The final vote came after a technical glitch, however. On a motion by Commissioner Stowe, the board voted to approve the service plan for the proposed district, then moved to vote on exempting certain properties in the district from taxation.

But the county’s consulting attorney, Blake Jordan, explained by speaker-phone from Denver that the exemption question had to be settled first.

So the commissioners rescinded the initial vote, then voted to exempt five properties from the district because they had already donated open space land to the county. In all, 70 property owners wrote to the county commissioners requesting exemption from the district.

Those properties included land in downtown Glenwood Springs owned by former County Commissioner Marian Smith and her brothers, Arbey and Gordon Duffy, and lots in the Rock Creek subdivision in Carbondale.

Stowe then repeated his original motion and it passed again, 2-1, with McCown again voting no.

Tuesday’s was the second public hearing on the open space district proposal and came at the 11th hour for the steering committee for Open Space 2000, which was required to send the ballot language to the secretary of state today, Sept. 13.

All three commissioners balked at not being included in the planning process for open space acquisition. Those decisions will be up to an elected board of directors. John Martin said the district plan was rushed through and he didn’t have the time to thoroughly study it.
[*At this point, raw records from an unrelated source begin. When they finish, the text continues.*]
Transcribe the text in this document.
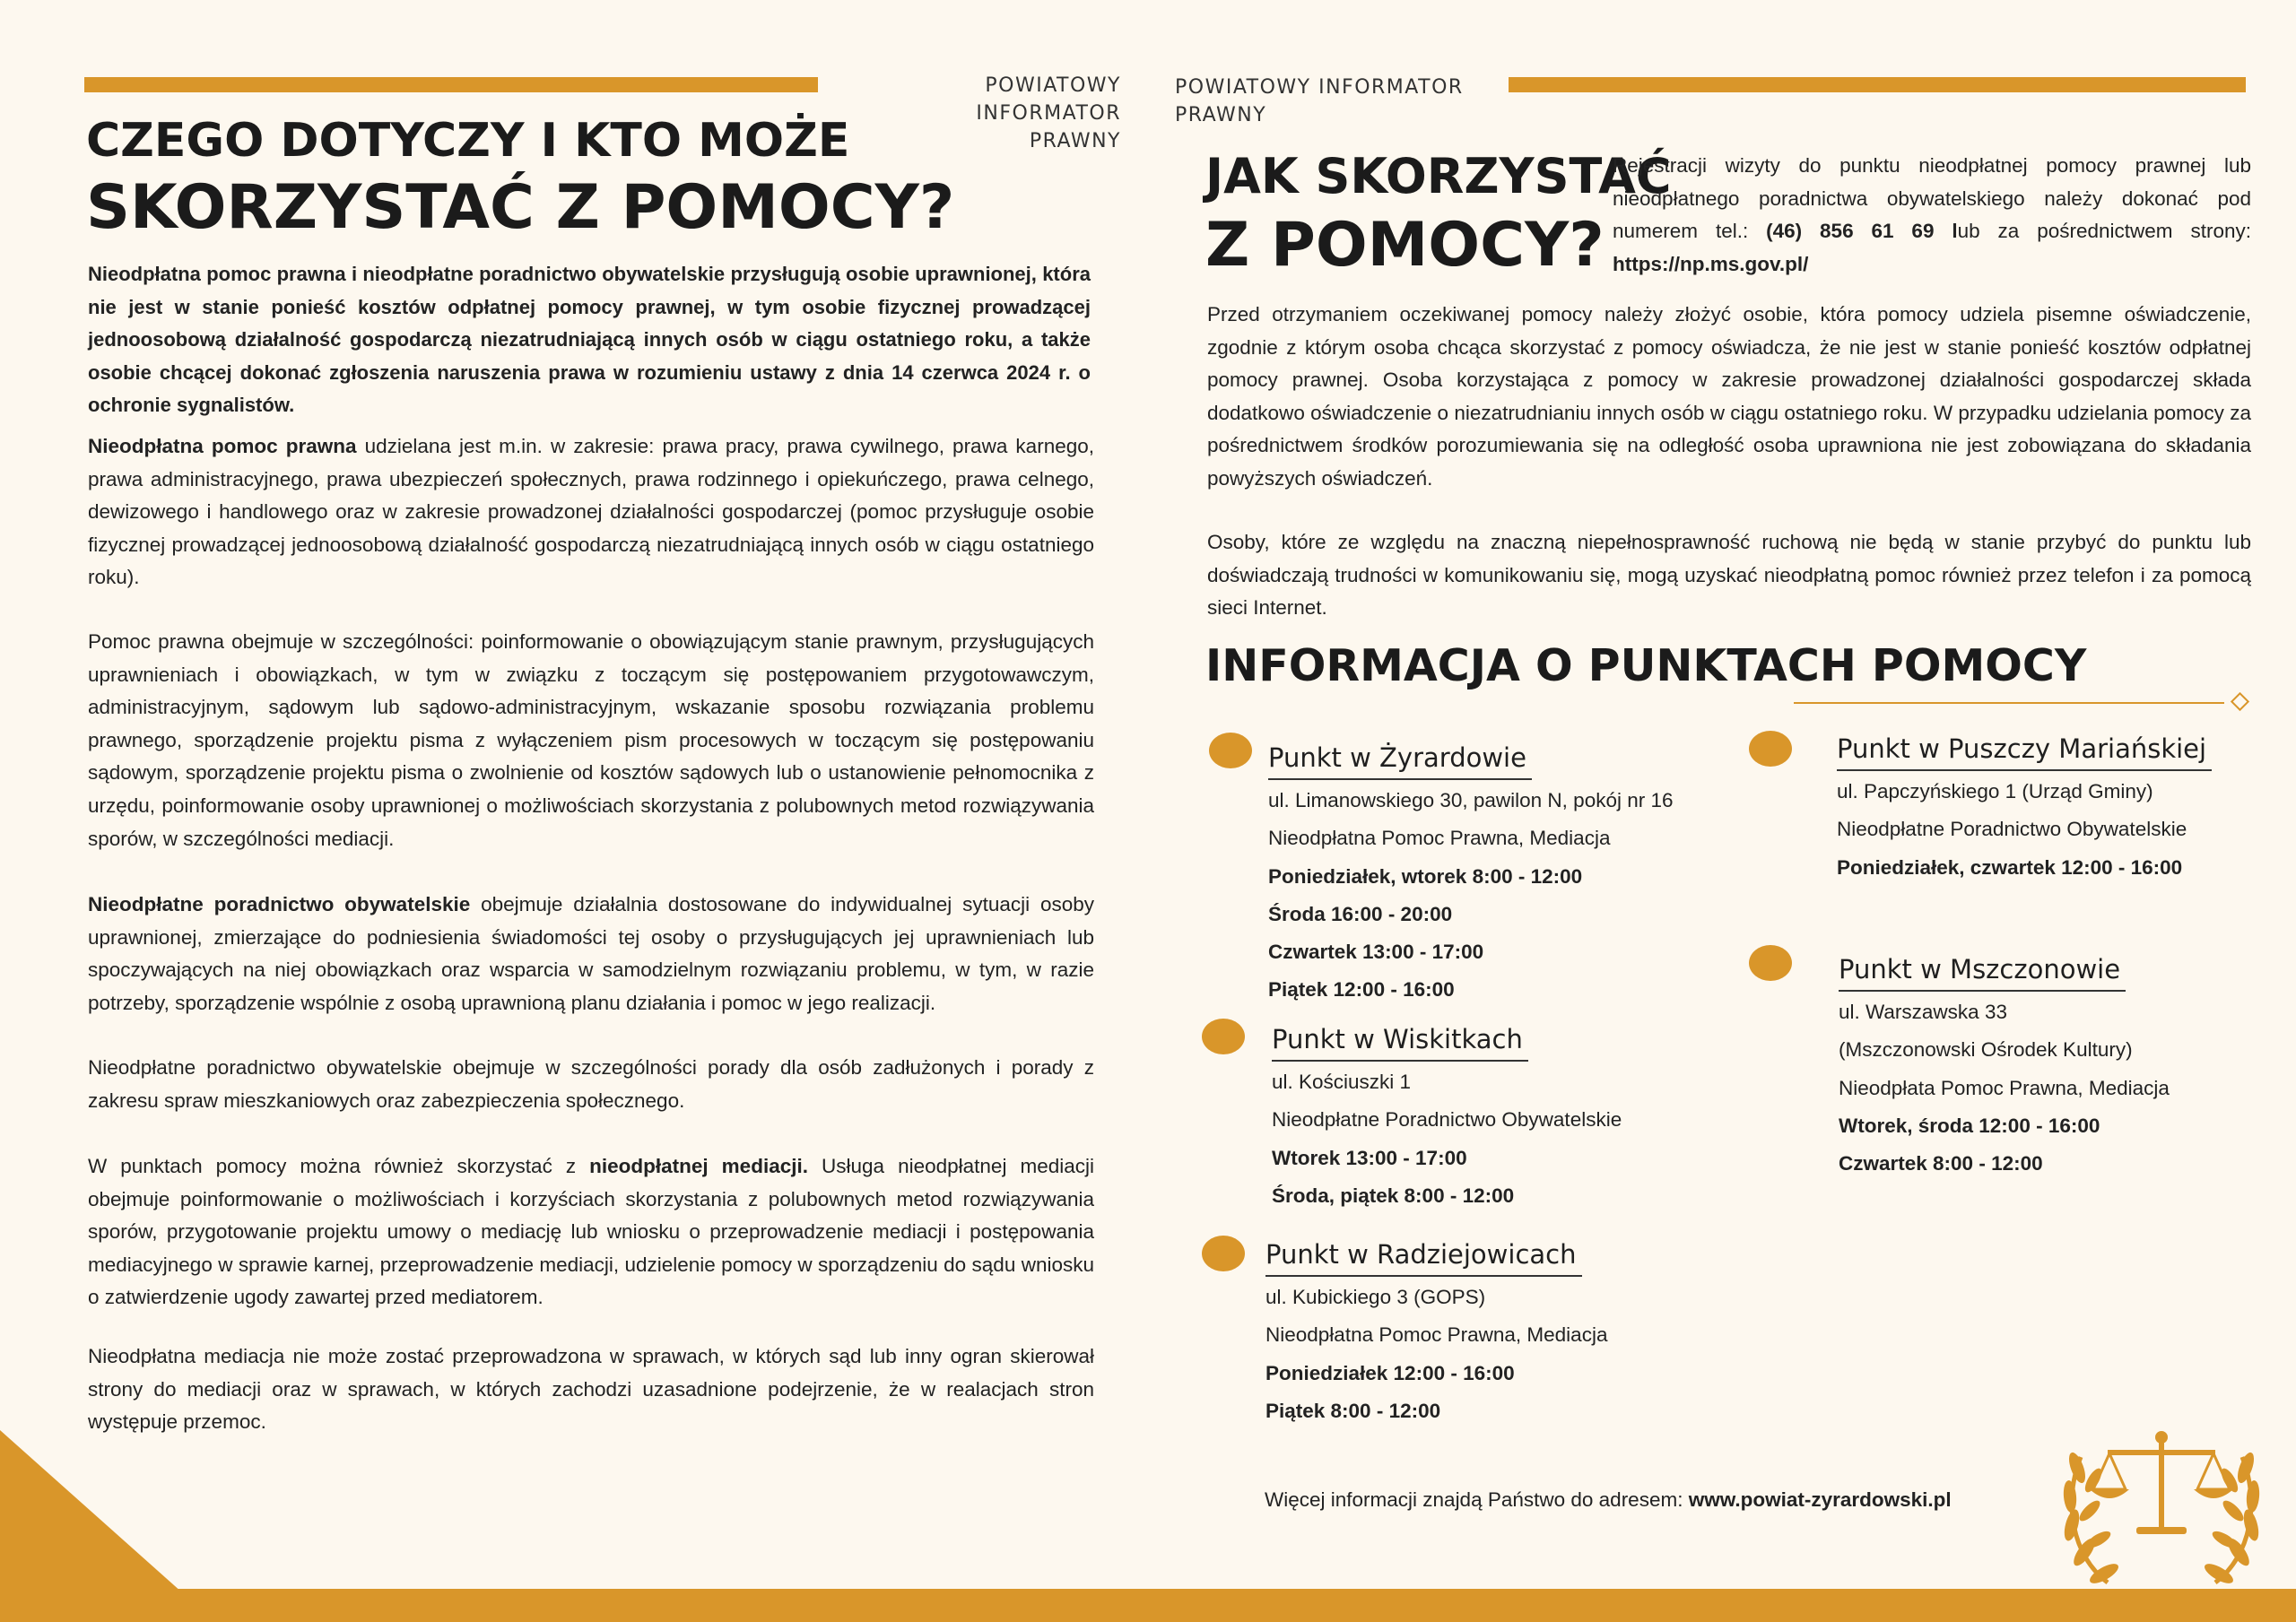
POWIATOWY INFORMATOR
PRAWNY
CZEGO DOTYCZY I KTO MOŻE
SKORZYSTAĆ Z POMOCY?
Nieodpłatna pomoc prawna i nieodpłatne poradnictwo obywatelskie przysługują osobie uprawnionej, która nie jest w stanie ponieść kosztów odpłatnej pomocy prawnej, w tym osobie fizycznej prowadzącej jednoosobową działalność gospodarczą niezatrudniającą innych osób w ciągu ostatniego roku, a także osobie chcącej dokonać zgłoszenia naruszenia prawa w rozumieniu ustawy z dnia 14 czerwca 2024 r. o ochronie sygnalistów.
Nieodpłatna pomoc prawna udzielana jest m.in. w zakresie: prawa pracy, prawa cywilnego, prawa karnego, prawa administracyjnego, prawa ubezpieczeń społecznych, prawa rodzinnego i opiekuńczego, prawa celnego, dewizowego i handlowego oraz w zakresie prowadzonej działalności gospodarczej (pomoc przysługuje osobie fizycznej prowadzącej jednoosobową działalność gospodarczą niezatrudniającą innych osób w ciągu ostatniego roku).
Pomoc prawna obejmuje w szczególności: poinformowanie o obowiązującym stanie prawnym, przysługujących uprawnieniach i obowiązkach, w tym w związku z toczącym się postępowaniem przygotowawczym, administracyjnym, sądowym lub sądowo-administracyjnym, wskazanie sposobu rozwiązania problemu prawnego, sporządzenie projektu pisma z wyłączeniem pism procesowych w toczącym się postępowaniu sądowym, sporządzenie projektu pisma o zwolnienie od kosztów sądowych lub o ustanowienie pełnomocnika z urzędu, poinformowanie osoby uprawnionej o możliwościach skorzystania z polubownych metod rozwiązywania sporów, w szczególności mediacji.
Nieodpłatne poradnictwo obywatelskie obejmuje działalnia dostosowane do indywidualnej sytuacji osoby uprawnionej, zmierzające do podniesienia świadomości tej osoby o przysługujących jej uprawnieniach lub spoczywających na niej obowiązkach oraz wsparcia w samodzielnym rozwiązaniu problemu, w tym, w razie potrzeby, sporządzenie wspólnie z osobą uprawnioną planu działania i pomoc w jego realizacji.
Nieodpłatne poradnictwo obywatelskie obejmuje w szczególności porady dla osób zadłużonych i porady z zakresu spraw mieszkaniowych oraz zabezpieczenia społecznego.
W punktach pomocy można również skorzystać z nieodpłatnej mediacji. Usługa nieodpłatnej mediacji obejmuje poinformowanie o możliwościach i korzyściach skorzystania z polubownych metod rozwiązywania sporów, przygotowanie projektu umowy o mediację lub wniosku o przeprowadzenie mediacji i postępowania mediacyjnego w sprawie karnej, przeprowadzenie mediacji, udzielenie pomocy w sporządzeniu do sądu wniosku o zatwierdzenie ugody zawartej przed mediatorem.
Nieodpłatna mediacja nie może zostać przeprowadzona w sprawach, w których sąd lub inny ogran skierował strony do mediacji oraz w sprawach, w których zachodzi uzasadnione podejrzenie, że w realacjach stron występuje przemoc.
POWIATOWY INFORMATOR
PRAWNY
JAK SKORZYSTAĆ
Z POMOCY?
Rejestracji wizyty do punktu nieodpłatnej pomocy prawnej lub nieodpłatnego poradnictwa obywatelskiego należy dokonać pod numerem tel.: (46) 856 61 69 lub za pośrednictwem strony: https://np.ms.gov.pl/
Przed otrzymaniem oczekiwanej pomocy należy złożyć osobie, która pomocy udziela pisemne oświadczenie, zgodnie z którym osoba chcąca skorzystać z pomocy oświadcza, że nie jest w stanie ponieść kosztów odpłatnej pomocy prawnej. Osoba korzystająca z pomocy w zakresie prowadzonej działalności gospodarczej składa dodatkowo oświadczenie o niezatrudnianiu innych osób w ciągu ostatniego roku. W przypadku udzielania pomocy za pośrednictwem środków porozumiewania się na odległość osoba uprawniona nie jest zobowiązana do składania powyższych oświadczeń.
Osoby, które ze względu na znaczną niepełnosprawność ruchową nie będą w stanie przybyć do punktu lub doświadczają trudności w komunikowaniu się, mogą uzyskać nieodpłatną pomoc również przez telefon i za pomocą sieci Internet.
INFORMACJA O PUNKTACH POMOCY
Punkt w Żyrardowie
ul. Limanowskiego 30, pawilon N, pokój nr 16
Nieodpłatna Pomoc Prawna, Mediacja
Poniedziałek, wtorek 8:00 - 12:00
Środa 16:00 - 20:00
Czwartek 13:00 - 17:00
Piątek 12:00 - 16:00
Punkt w Wiskitkach
ul. Kościuszki 1
Nieodpłatne Poradnictwo Obywatelskie
Wtorek 13:00 - 17:00
Środa, piątek 8:00 - 12:00
Punkt w Radziejowicach
ul. Kubickiego 3 (GOPS)
Nieodpłatna Pomoc Prawna, Mediacja
Poniedziałek 12:00 - 16:00
Piątek 8:00 - 12:00
Punkt w Puszczy Mariańskiej
ul. Papczyńskiego 1 (Urząd Gminy)
Nieodpłatne Poradnictwo Obywatelskie
Poniedziałek, czwartek 12:00 - 16:00
Punkt w Mszczonowie
ul. Warszawska 33
(Mszczonowski Ośrodek Kultury)
Nieodpłata Pomoc Prawna, Mediacja
Wtorek, środa 12:00 - 16:00
Czwartek 8:00 - 12:00
Więcej informacji znajdą Państwo do adresem: www.powiat-zyrardowski.pl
About 20 citizens showed up at Tuesday’s hearing, most of whom were in favor of the open space district.

“I support the people’s right to vote on these issues,” said Bill Evans of Glenwood Springs, who is a candidate for county commissioner and is running against John Martin. The fact that an elected office is at stake influenced the vote, he added. “Today’s vote shows the importance of the political process. This is an election year.”